Of course all this is not say that there wasn’t a COVID-19 patient lurking somewhere, maybe in August or even earlier.  But there are just too many possibilities.  A close version of the virus might have circulated silently somewhere, Wuhan or not, China or not, for years.  Then it just mutated to cause COVID-19 in one person recently, and this person transmitted to others, eventually leading to the outbreak in Wuhan.  Or, the virus jumped from an animal to humans months or years ago, but those people are in the mountains or countryside and only recently coming out and leading to Wuhan outbreak.   Or the “first” human carriers were immune and asymptomatic (Class 4 in the 6/9/2020 blog) and their community lived with COVID-19 for months or years, then a susceptible outsider made a contact with them and got infected, which then through who-know-how-long-the-chain-of-transmission, caused the Wuhan outbreak.   No actual data for these scenarios yet, but they are consistent with the origins or theories about other infectious diseases.   
          
The Harvard study is another example of the COVID-19 bandwagon research with low quality and weak or unsupported conclusions.  Worthy of scientific critique but nothing more.    
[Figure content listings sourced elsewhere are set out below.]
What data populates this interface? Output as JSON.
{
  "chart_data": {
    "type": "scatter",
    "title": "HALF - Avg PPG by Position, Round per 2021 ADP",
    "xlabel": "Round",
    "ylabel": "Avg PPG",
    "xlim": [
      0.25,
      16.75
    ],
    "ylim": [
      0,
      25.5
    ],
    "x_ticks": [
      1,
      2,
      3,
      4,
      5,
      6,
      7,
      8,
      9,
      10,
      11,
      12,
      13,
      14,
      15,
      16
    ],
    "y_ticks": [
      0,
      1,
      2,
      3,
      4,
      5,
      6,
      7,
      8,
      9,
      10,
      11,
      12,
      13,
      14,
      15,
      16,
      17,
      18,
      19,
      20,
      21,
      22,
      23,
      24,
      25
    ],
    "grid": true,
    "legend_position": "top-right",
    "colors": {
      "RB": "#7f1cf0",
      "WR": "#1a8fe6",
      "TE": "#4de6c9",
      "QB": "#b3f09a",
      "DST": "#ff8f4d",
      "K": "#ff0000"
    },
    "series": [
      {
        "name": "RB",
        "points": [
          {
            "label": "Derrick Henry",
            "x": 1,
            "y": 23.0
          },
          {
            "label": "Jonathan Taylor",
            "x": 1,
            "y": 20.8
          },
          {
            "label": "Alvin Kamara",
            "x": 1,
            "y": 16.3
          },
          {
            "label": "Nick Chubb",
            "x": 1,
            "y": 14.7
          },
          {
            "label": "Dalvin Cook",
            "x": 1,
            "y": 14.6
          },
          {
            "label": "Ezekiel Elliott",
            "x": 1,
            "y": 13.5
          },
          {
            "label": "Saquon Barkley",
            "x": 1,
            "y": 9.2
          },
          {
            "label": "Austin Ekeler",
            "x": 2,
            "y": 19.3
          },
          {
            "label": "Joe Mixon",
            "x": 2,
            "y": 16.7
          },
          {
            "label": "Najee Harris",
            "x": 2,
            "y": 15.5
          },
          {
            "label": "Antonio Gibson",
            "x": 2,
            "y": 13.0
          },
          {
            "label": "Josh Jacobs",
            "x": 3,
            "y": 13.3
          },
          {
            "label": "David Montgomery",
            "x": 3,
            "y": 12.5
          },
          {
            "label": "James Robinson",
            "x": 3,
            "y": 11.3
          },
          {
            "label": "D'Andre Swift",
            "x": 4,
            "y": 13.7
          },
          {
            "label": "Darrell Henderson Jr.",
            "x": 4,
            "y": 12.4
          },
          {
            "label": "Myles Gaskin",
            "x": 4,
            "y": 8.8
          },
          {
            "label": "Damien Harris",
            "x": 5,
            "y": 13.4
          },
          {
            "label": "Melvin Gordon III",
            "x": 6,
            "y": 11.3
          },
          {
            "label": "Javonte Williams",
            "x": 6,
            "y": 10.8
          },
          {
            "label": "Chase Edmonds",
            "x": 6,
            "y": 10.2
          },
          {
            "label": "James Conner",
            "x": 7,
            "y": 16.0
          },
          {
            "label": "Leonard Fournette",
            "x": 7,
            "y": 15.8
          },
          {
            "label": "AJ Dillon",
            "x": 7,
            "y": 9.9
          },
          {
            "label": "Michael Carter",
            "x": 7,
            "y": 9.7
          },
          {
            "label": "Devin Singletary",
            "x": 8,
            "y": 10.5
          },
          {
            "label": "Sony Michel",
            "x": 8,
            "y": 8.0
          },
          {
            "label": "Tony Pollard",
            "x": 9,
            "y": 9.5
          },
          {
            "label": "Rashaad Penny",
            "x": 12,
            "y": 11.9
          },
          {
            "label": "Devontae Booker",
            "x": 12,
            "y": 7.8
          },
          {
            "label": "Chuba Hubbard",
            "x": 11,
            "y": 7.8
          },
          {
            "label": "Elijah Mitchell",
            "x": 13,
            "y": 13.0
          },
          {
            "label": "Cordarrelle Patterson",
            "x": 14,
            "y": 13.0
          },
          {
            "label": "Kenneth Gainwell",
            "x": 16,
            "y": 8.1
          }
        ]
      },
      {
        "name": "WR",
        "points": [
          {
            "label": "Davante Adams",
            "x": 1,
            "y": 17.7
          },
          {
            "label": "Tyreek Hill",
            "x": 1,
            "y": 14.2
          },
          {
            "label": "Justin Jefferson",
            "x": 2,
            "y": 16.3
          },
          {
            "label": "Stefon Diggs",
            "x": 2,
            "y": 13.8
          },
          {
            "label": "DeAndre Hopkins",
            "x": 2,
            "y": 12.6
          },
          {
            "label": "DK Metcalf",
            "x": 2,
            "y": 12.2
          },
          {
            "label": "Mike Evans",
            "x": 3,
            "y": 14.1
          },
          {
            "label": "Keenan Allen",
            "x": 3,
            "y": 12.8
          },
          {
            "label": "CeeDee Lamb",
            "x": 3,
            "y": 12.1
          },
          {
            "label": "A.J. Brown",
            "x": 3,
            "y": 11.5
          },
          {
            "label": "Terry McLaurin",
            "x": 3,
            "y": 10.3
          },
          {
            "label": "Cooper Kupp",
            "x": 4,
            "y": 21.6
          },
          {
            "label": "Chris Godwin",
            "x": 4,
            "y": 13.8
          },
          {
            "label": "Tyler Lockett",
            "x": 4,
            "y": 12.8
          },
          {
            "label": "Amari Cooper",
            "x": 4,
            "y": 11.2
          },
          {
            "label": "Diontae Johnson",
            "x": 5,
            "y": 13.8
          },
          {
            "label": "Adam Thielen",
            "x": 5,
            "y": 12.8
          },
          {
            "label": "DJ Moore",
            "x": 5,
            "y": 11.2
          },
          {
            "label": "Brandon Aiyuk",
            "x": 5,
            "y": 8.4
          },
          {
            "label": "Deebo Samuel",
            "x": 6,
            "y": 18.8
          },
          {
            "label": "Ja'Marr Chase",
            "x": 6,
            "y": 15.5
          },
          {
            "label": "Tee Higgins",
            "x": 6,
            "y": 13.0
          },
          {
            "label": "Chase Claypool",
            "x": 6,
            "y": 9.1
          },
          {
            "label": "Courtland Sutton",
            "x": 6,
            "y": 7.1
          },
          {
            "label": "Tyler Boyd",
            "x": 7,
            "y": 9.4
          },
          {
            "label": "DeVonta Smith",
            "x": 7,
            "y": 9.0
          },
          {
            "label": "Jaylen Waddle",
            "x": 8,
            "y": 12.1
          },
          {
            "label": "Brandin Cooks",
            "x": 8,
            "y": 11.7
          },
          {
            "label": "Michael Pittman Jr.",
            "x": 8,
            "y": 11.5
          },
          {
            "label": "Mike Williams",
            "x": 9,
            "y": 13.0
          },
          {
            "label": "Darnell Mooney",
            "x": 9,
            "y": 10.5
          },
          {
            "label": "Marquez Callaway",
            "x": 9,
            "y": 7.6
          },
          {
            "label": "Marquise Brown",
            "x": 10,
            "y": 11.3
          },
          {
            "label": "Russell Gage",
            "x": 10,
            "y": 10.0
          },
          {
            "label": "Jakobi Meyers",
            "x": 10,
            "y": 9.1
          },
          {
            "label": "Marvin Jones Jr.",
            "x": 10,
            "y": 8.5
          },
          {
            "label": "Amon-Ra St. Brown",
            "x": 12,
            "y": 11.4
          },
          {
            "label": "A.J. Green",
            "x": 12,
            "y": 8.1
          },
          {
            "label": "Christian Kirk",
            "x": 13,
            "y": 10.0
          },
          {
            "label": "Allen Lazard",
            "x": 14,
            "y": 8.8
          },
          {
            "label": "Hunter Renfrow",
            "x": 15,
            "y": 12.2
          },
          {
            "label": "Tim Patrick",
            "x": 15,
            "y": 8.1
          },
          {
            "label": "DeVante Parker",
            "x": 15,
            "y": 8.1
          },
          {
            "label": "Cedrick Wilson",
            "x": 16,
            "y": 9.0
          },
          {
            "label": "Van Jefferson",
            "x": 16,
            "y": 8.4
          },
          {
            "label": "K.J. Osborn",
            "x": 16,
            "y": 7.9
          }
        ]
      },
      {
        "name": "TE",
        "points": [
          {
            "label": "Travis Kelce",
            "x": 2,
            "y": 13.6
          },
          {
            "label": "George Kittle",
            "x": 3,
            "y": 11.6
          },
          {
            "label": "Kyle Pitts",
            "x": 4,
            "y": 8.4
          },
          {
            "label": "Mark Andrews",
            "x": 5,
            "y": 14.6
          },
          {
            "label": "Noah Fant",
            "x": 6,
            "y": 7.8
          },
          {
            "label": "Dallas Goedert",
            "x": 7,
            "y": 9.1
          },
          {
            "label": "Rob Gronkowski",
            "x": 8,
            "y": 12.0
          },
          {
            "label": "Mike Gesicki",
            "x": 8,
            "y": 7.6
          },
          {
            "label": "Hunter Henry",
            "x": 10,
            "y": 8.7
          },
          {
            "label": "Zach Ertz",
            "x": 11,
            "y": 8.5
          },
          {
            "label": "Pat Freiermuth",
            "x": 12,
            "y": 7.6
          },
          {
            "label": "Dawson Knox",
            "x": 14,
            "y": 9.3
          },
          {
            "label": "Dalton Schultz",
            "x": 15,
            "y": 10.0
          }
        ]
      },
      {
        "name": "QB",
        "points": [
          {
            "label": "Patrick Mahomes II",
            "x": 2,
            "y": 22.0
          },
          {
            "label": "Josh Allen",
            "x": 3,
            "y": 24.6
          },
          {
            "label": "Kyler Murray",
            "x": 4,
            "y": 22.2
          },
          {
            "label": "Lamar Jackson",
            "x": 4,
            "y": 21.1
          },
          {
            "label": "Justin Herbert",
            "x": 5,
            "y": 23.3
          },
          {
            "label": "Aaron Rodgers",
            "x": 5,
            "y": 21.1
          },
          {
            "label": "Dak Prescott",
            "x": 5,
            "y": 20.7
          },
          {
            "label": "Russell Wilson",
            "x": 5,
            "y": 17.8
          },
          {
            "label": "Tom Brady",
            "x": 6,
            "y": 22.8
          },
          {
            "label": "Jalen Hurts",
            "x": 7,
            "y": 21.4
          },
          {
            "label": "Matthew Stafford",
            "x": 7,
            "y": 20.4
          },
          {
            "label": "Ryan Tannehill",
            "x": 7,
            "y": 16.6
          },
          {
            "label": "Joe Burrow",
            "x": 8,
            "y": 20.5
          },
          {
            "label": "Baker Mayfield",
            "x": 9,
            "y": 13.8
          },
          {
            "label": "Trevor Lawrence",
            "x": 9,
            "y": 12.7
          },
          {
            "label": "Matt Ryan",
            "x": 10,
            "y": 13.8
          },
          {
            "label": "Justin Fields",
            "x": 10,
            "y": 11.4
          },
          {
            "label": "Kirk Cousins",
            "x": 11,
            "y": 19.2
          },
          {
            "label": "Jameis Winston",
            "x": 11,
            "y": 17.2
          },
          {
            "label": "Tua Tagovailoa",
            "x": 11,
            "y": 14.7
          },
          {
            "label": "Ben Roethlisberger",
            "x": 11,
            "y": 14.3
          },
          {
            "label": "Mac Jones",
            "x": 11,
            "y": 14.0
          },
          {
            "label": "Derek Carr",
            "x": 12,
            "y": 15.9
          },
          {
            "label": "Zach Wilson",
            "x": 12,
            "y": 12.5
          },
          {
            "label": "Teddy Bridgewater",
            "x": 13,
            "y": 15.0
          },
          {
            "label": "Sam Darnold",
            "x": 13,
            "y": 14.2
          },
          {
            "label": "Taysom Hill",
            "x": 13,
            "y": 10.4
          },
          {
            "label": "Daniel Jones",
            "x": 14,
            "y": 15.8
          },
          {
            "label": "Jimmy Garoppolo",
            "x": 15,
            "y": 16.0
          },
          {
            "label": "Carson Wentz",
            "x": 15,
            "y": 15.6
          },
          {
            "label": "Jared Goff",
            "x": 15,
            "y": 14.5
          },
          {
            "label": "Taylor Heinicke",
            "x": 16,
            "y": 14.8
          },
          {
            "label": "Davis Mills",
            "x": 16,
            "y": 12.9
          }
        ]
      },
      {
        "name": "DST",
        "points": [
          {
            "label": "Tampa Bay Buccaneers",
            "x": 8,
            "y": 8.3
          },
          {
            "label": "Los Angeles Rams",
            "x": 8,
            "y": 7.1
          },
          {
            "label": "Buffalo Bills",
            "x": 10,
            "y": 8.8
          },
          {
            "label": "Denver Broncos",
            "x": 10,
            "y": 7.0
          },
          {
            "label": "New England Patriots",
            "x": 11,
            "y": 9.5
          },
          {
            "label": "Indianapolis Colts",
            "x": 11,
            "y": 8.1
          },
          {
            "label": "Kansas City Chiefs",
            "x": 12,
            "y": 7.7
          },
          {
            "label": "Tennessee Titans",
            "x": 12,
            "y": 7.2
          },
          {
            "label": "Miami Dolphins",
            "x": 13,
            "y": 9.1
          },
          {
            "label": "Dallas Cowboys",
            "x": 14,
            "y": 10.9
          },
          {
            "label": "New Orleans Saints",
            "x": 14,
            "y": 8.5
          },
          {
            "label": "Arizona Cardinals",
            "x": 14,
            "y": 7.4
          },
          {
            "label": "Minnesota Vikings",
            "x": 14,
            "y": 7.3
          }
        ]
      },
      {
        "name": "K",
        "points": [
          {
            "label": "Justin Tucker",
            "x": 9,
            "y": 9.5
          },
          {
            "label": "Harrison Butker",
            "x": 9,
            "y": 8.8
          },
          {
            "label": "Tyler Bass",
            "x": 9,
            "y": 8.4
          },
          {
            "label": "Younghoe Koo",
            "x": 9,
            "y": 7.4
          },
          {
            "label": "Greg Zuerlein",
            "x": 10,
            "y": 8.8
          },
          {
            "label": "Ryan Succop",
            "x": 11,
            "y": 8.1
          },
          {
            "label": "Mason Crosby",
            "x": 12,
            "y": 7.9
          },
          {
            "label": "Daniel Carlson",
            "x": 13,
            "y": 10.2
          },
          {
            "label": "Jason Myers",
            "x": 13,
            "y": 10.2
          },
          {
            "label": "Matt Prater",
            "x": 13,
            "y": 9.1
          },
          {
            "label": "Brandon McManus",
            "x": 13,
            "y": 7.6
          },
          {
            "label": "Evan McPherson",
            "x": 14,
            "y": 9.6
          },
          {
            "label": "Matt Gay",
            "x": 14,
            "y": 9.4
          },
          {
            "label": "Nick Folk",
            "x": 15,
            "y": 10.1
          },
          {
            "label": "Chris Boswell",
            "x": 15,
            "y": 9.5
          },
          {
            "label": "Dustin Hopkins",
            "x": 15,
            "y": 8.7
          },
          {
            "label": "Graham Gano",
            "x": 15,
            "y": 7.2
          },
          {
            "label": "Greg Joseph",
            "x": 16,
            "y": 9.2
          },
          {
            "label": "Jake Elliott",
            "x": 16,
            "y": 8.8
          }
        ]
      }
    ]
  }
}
Note: Wow, the beating is coming fast and furious before one can say the words.  While my critique is about the general problems with the Harvard study, this one strikes directly at its data (https://news.sina.com.cn/w/2020-06-10/doc-iircuyvi7796205.shtml).  In essence, none of their data mean anything any more.  First, the increase in parked cars can be explained by when during the day the pictures were taken.  Second, there were constructions at the hospital(s) resulting in changed parking space.  Third, COVID-19 patients are unlikely going to some of the hospitals.  Fourth, if one checks baidu.com search in 2017 and 2018, he will find the same pattern/increase in those years.  By the logic of the Harvard study, COVID-19 started in 2017 or 2018?  If so, the whole Earth is infected already!  

There is nothing special about this study.  Similar work about other diseases has been done.  The only reason it gets any media attention is because it fits the smear China mentality.  It didn't pass the smell test at first sight.  Now it won't pass any test.  This is what you get when you have dubious logic, shady data (pun intended), and no controls.  At this point, there is only one way this Harvard study can go, i.e., the way of the above Indian preprint: retraction.  But don't worry, WCEV will find another Harvard study later.